# First Law Analysis of a Mixture of Ideal Gases - Exercise 13-97 from Çengel's Thermodynamics book (7th ed)

This is exercise 13-97 from [1]: a mixture of gases composed of 55% of nitrogen gas and 45% of carbon dioxide (in mass) is originally at 200 kPa and 45 ˚C. The system is heated up and expands, but due to the action of a spring, the pressure variation as a function of volume `\(P(\mathcal{V})\)`

follows:

$$
P = A + K \mathcal{V}
$$
where `\(A = 111.111\,\mathrm{kPa}\)`

and `\(K = 888.89\,\mathrm{kPa/m^3}\)`

. During the heating, volume doubles; what is the work and heat transfers associated with the process?

For that, in contrast with the previous posts, now we’ll use Python and the `pyromat`

package, which I’ve just discovered today.

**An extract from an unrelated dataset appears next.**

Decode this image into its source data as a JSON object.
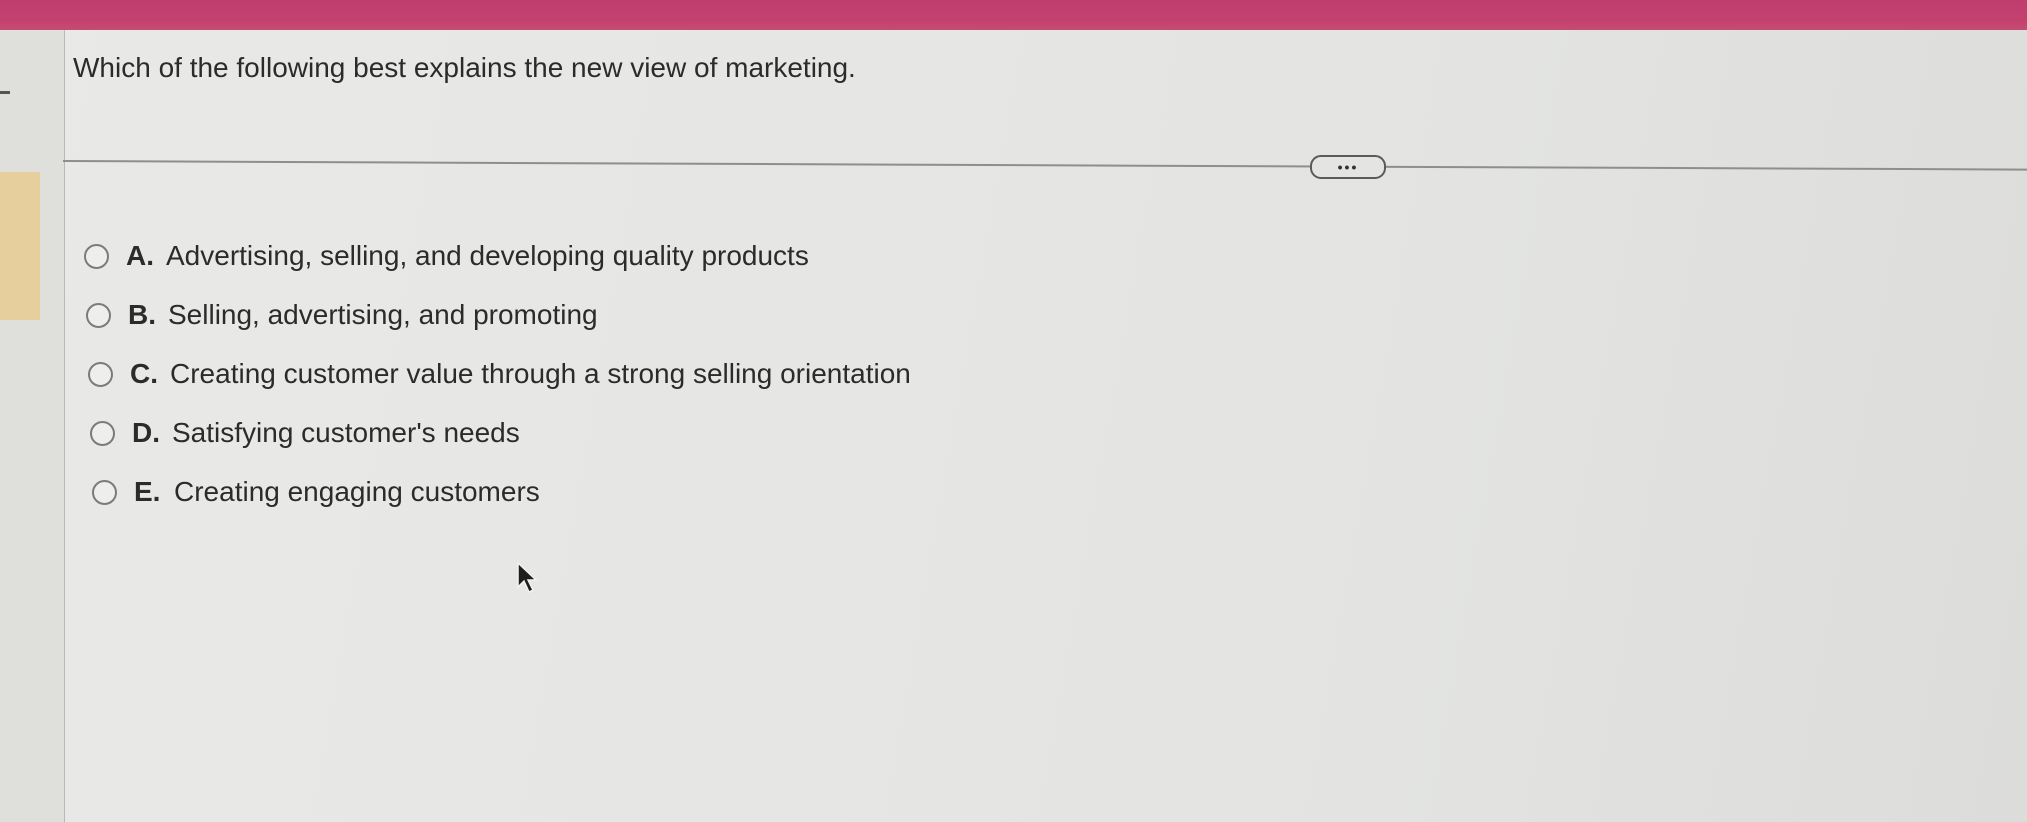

With the added heat, the system will expand and perform work, which can be calculated using only mechanics:

$$ W = \int_{\mathcal{V}_1}^{\mathcal{V}_2} P \mathrm{d}\mathcal{V} $$

Where the initial volume can be obtained from the given pressure variation, and the final volume is double that:

```
A = 111.111
K = 888.89
P1 = 200
V1 = (P1-A)/K
print("V1 = %.2f m3" %(V1))
```

```
## V1 = 0.10 m3
```

```
V2 = 2*V1
```

The integration above gives:

$$ W = A * (\mathcal{V}_2 - \mathcal{V}_1) + \frac{K}{2}\left(\mathcal{V}_2^2 - \mathcal{V}_1^2\right) $$

and calculating it:

```
W = A*(V2-V1) + K/2*(V2**2 - V1**2)
print("W = %.2f kJ" %(W,))
```

```
## W = 24.44 kJ
```

To compute the heat *added* to the system, a First Law analysis reads:

$$ Q = W + \Delta U = W + m c_v (T_2-T_1) $$

where, assuming a mixture of ideal gases (an hypothesis not used so far!), all mass-specific properties are additive. The gas constant is:

$$
R = \sum_{i=1}^k x_i R_i
$$
where `\(k = 2\)`

components, `\(x_i\)`

is the individual mass fraction and `\(R_i\)`

the individual gas constant. The gas constant is needed to compute the temperature variation; at state 1, the mass (which is constant in all states for a closed system) is computed from the ideal gas equation of state:

$$ m = \frac{P_1 V_1}{R T_1} $$

and now, applying the same equation for state 2:

$$ T_2 = \frac{P_2 V_2}{m R} $$

where `\(P_2\)`

can be obtained from the pressure-volume equation.

The constant-volume specific heat for ideal gases is a function of temperature only, and for better accuracy can be calculated at the average temperature. The mixture specific heat is computed similarly to the gas constant above.

The `pyromat`

library has function to create ideal gas “objects” and then access constants and functions as illustrated below:

```
import pyromat as pm
N2 = pm.get("ig.N2") # ig = ideal gas model
CO2 = pm.get("ig.CO2")
xN2 = 0.55
xCO2 = 1-xN2
# each object has a .R() method to calculate the gas constant
# the default units are kJ, kPa, m3, K, kmol
R = xN2*N2.R() + xCO2*CO2.R()
T1 = 45 + 273
m = (P1*V1)/(R*T1)
P2 = A + K*V2
T2 = (P2*V2)/(m*R)
Tmean = (T1 + T2)/2
cv = xN2*N2.cv(T=Tmean) + xCO2*CO2.cv(T=Tmean)
Q = W + m*cv*(T2-T1)
print("Q = %.2f kJ" %(Q,))
```

```
## Q = 151.26 kJ
```

## References

[1]: Çengel, Y. A., & Boles, M. A. Termodinâmica (7 ed.). Porto Alegre: AMGH, 2013.